ASCO honors M. D. Anderson Cancer Prevention head
NEW ORLEANS - The vice president for cancer prevention at The University of Texas M. D. Anderson Cancer Center has been honored with the 2004 American Cancer Society Award from the American Society of Clinical Oncology (ASCO).
Bernard Levin, M.D., is the 12th recipient of the honor that began in 1993 to recognize leaders in oncology who have made significant contributions throughout their careers to preventing and managing cancer.
Levin, a colorectal cancer expert, will receive the award at ASCO's annual meeting, where he will deliver an acceptance lecture titled, "Prevention of Colorectal Neoplasia: Biology, Targeted Interventions, Politics and Hope" on June 6.
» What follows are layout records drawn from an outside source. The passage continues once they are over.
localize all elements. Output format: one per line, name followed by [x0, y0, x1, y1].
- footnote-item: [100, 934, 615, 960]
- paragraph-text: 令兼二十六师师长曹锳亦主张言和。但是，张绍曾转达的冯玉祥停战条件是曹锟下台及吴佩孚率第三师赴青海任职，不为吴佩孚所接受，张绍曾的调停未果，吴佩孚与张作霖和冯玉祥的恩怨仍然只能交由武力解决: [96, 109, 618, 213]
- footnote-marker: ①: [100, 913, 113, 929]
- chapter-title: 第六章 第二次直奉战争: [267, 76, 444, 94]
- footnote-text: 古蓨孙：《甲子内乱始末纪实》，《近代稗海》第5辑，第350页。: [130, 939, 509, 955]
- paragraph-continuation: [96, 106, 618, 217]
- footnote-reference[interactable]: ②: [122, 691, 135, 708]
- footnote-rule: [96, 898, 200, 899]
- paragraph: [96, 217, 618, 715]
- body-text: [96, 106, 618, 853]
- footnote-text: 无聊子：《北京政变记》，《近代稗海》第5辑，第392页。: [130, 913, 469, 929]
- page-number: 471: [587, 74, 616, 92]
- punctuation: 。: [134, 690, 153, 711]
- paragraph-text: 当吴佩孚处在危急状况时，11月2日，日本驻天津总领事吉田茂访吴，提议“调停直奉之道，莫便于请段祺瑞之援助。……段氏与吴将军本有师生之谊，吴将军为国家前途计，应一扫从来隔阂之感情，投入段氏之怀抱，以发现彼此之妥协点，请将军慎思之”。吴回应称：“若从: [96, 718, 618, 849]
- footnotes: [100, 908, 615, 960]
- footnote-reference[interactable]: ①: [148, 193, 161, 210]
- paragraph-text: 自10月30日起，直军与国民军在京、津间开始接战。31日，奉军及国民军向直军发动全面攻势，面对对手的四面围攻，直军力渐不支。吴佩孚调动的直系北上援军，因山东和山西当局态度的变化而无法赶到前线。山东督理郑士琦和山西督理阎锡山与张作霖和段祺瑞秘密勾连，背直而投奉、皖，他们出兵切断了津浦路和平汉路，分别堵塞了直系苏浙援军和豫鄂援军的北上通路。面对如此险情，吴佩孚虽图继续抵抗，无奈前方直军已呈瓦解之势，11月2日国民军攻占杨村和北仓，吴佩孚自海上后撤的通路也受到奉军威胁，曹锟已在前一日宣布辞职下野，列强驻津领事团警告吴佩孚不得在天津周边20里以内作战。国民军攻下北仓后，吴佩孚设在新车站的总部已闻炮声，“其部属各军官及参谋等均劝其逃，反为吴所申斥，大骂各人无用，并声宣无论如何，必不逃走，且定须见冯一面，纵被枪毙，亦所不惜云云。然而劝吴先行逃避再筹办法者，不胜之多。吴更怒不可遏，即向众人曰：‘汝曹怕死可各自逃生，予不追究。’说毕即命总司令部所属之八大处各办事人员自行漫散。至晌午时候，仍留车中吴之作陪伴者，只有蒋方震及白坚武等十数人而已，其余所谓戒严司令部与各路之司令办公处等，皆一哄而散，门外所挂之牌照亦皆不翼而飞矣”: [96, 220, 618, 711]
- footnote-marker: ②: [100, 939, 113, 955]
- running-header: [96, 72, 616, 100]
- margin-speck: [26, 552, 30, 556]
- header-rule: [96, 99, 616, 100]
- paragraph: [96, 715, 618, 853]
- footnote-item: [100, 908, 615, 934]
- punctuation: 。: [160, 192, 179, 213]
For nearly three decades, Levin has furthered the science and application of cancer prevention through developing and implementing multidisciplinary programs in research, service and education, beginning when there was little scientific data or support for the notion that cancer could be prevented.
M. D. Anderson was among the first institutions to launch a broad, multifaceted cancer prevention program, and today - 10 years later - the Division of Cancer Prevention serves as a model for other prevention programs throughout the nation.
Levin's leadership of many collaborative research projects has resulted in identification of lifestyle factors, genetic predispositions and molecular events contributing to cancer development. As a gastrointestinal oncologist, Levin has contributed to unraveling the biochemical and genetic predeterminants of gastrointestinal cancers, as well as identification of new screening and treatment methods.
Cancer prevention researchers are advancing knowledge of disease processes, human behavior, clinical applications and community education, working to identify mechanisms of cancer prevention and then influencing individual behavior about appropriate choices to prevent disease. In addition, faculty train health care professionals, nationally and internationally, in delivery and application of prevention services.
Currently, M. D. Anderson prevention research includes:
- Chemoprevention research for several disease sites, including lung, colon/rectum, cervix, bladder, prostate, breast, skin and esophagus
- Human behavior related to tobacco, sun exposure, cancer screening practices, clinical trial participation and quality of life
- Gene-environment interactions in cancer etiology, using advanced molecular and genetic techniques to explore changes at the level of a single cell - where the first changes toward cancer occur.
Levin's leadership positions include serving as co-chair of the National Cancer Institute's (NCI) Progress Review Group on Colorectal Cancer; chair, American Cancer Society's (ACS) National Colorectal Cancer Roundtable; co-chair, Digestive Health Initiative's Colorectal Cancer Campaign of the American Digestive Health Foundation; World Health Organization Collaborating Center on Colorectal Cancer; Medical Advisory Board, National Colorectal Cancer Research Alliance; chair, Detection and Treatment Advisory Group on Colorectal Cancer, ACS; and Advisory Board Member, Cancer Research Foundation of America.
Before assuming his role in cancer prevention, Levin served as chairman of M. D. Anderson's Department of Gastrointestinal Medical Oncology and Digestive Diseases. He earned his medical degree from the University of Witwatersrand Medical School in Johannesburg, South Africa, and completed his surgical and medical internships there. He moved to Chicago for an internal medicine residency and then completed fellowships in biochemistry/pathology and gastroenterology at the University of Chicago. He held academic appointments at the University of Chicago from 1971 until 1984, when he joined the faculty at M. D. Anderson to develop a multidisciplinary gastrointestinal cancer program.